The Earth Is Spinning Faster Than Ever And Scientists Aren’t Exactly Sure Why

Science says Earth is spinning faster than any time ever recorded and recorded the shortest day in history.


Does time feel like it flies by? Well, the shortest day ever was recently recorded. Science says that the Earth is spinning faster than ever. However, scientists aren’t exactly sure why – which is not really comforting.

A day on Earth lasts typically 24 hours since it takes the planet 8,640,000 milliseconds to complete a full rotation, according to

Utilizing highly precise atomic clocks, scientists at the National Physical Laboratory in England recorded the shortest day ever on June 29 – the planet made a full rotation in 1.59 milliseconds less than the average 24-hour day.

Earth’s rotation often fluctuates fractions of a millisecond from day to day, but it never registered this significant of a difference.

The Earth had been spinning more slowly and taking longer to complete a full rotation with every passing century.

However, the Earth has completed rotations quicker in recent years. The shorter days mean that the Earth is spinning faster.

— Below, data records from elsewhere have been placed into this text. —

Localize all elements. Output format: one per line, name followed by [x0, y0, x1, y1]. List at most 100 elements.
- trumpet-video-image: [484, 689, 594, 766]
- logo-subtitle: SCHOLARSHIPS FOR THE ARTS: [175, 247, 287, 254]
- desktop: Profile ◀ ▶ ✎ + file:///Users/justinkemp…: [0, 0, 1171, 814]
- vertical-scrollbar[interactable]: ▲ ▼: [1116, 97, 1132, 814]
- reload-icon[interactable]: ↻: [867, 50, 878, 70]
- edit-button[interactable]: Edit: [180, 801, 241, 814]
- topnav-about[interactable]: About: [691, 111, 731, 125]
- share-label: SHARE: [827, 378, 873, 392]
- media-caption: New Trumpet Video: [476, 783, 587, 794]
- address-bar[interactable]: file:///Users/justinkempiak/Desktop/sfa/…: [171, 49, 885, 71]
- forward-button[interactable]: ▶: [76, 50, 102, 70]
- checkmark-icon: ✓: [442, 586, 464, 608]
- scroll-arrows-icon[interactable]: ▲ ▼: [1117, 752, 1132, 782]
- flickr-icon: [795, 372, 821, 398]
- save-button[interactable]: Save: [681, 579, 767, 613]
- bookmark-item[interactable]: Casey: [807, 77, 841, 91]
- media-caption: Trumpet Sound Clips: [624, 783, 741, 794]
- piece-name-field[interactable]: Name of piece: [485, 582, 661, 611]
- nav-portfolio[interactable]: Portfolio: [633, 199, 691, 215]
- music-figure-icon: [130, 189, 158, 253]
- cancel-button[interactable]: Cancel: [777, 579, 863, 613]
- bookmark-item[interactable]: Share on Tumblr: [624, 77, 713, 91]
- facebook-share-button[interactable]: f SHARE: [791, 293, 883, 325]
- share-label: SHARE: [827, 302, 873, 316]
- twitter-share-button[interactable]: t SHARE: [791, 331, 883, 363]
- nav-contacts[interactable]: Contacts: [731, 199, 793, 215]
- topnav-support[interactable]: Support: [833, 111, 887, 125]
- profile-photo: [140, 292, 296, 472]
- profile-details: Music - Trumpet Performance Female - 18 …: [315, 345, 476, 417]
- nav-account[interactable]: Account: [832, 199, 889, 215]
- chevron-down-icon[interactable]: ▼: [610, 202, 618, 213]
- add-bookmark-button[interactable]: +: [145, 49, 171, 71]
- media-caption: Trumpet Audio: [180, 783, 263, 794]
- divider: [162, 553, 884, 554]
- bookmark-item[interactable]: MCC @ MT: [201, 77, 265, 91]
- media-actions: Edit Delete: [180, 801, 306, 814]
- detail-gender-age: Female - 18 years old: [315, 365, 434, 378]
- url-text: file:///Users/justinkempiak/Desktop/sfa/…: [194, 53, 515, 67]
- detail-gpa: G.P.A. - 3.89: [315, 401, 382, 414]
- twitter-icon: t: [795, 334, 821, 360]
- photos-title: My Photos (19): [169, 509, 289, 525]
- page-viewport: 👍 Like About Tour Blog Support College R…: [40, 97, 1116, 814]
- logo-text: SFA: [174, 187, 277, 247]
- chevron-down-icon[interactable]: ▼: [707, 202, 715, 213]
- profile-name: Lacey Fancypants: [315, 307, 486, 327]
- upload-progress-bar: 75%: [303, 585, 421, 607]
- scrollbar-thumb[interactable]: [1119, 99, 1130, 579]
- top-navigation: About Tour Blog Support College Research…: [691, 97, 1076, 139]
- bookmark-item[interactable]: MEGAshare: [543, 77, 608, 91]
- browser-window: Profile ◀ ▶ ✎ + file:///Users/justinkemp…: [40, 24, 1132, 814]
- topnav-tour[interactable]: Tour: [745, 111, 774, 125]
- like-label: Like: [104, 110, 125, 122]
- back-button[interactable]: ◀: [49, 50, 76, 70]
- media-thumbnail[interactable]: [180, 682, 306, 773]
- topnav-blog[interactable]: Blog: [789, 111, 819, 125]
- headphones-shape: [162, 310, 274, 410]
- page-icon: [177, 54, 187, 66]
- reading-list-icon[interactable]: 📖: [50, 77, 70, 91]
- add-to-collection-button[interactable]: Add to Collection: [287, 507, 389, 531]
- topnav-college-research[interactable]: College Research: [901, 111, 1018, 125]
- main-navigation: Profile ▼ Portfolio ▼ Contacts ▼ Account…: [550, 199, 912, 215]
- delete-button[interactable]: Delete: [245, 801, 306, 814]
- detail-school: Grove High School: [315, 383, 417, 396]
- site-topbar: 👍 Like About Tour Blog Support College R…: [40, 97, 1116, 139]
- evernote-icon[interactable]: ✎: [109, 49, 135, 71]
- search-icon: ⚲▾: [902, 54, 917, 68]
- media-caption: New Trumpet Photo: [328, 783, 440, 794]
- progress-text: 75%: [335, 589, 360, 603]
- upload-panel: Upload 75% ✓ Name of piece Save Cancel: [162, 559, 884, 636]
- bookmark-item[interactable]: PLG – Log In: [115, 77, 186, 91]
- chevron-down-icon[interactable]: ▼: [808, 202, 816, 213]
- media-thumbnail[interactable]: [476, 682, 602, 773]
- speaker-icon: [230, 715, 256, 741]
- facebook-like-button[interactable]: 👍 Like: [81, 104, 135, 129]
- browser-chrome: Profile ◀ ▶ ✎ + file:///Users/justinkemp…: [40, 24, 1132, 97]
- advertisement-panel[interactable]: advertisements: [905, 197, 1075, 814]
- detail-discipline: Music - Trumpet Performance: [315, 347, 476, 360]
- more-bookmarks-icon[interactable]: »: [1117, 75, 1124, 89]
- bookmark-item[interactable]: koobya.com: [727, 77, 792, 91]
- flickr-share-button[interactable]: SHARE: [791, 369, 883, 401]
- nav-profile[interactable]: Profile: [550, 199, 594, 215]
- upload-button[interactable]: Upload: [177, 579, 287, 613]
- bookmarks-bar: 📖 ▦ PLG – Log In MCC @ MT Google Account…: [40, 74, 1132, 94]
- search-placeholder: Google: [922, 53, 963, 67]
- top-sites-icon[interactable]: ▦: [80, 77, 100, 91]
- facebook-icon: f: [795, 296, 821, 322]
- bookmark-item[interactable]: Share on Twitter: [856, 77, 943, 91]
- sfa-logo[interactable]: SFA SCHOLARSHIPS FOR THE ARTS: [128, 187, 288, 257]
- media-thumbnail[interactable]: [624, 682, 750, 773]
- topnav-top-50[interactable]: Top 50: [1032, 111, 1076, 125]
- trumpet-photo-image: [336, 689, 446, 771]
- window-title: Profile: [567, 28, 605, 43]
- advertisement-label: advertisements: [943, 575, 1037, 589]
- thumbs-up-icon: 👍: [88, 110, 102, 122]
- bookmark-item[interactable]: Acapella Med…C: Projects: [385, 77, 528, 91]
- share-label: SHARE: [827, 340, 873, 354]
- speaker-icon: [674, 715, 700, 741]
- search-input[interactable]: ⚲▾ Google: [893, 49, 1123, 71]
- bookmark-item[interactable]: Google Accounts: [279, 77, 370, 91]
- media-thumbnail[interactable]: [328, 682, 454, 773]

The website Time and Date reported in December 2020 that the Earth experienced its 28 shortest days since accurate atomic clocks first started being used in the 1960s. On July 19, the Earth finished a rotation in 1.4602 milliseconds less than 24 hours.

On July 26, 2022, the Earth recorded its second-fastest rotation in 1.50 milliseconds shorter than 24 hours.

Why is Earth spinning faster? Scientists aren’t entirely sure as to why, but have some possible explanations as to why days are getting shorter.

Meta engineers Oleg Obleukhov and Ahmad Byagowi believe Earth could be spinning faster because of the constant melting and refreezing of ice caps on the world’s tallest mountains.

“It is all about the law of conservation of momentum that applies to our planet Earth. Every atom on the planet contributes to the momentum of the earth’s angular velocity based on the distance to the rotation axis of the earth,” Obleukhov and Byagowi told CBS News. “So, once things move around, the angular velocity of the earth can vary.”

“This phenomenon can be simply visualized by thinking about a spinning figure skater, who manages angular velocity by controlling their arms and hands,” the researchers added. “As they spread their arms the angular velocity decreases, preserving the skater’s momentum. As soon as the skater tucks their arms back in, the angular velocity increases. Same happens here at this moment because of rising temperatures on Earth. Ice caps melt and lead to angular velocity increase.”

Scientist Leonid Zotov – who works at works for Lomonosov Moscow State University – believes that the shorter days could be caused by Earth’s tides.

Australian astronomer Fred Watson told ABC, “When you start looking at the real nitty gritty, you realize that Earth is not just a solid ball that is spinning. It’s got liquid on the inside, it’s got liquid on the outside, and it’s got an atmosphere and all of these things slosh around a bit.”

Another potential explanation is the “Chandler wobble” observation by American astronomer Seth Carlo Chandler. noted, “The Chandler wobble is a small variation in the rotation of the Earth on its axis. It has been known for some time that the phase of the Chandler Wobble jumped by 180 degrees in the 1920s, but a new study by scientists at the Russian Academy of Sciences has found that the same thing also happened in 1850 and 2005. But no one knows why.”

Zotov said, “The normal amplitude of the Chandler wobble is about three to four meters at Earth’s surface, but from 2017 to 2020 it disappeared.”

Earth Now explains, “The wobble is minuscule. It’s just 20 feet in deviation at the North Pole. It’s also periodic. This means it takes 433 days to fully complete a deviated wobble.”

The Guardian reported, “According to NASA, stronger winds in El Niño years can slow down the planet’s spin, extending the day by a fraction of a millisecond. Earthquakes, on the other hand, can have the opposite effect. The 2004 earthquake that unleashed a tsunami in the Indian Ocean shifted enough rock to shorten the length of the day by nearly three microseconds.”

Scientists have attempted to deal with the planet spinning slower and faster by adding 27 leap seconds since atomic clocks were used to determine the speed of the Earth’s rotation – the last occurred in 2016.

Just one more potential catastrophe for you to be saddled with as you are still attempting to process the past three catastrophes.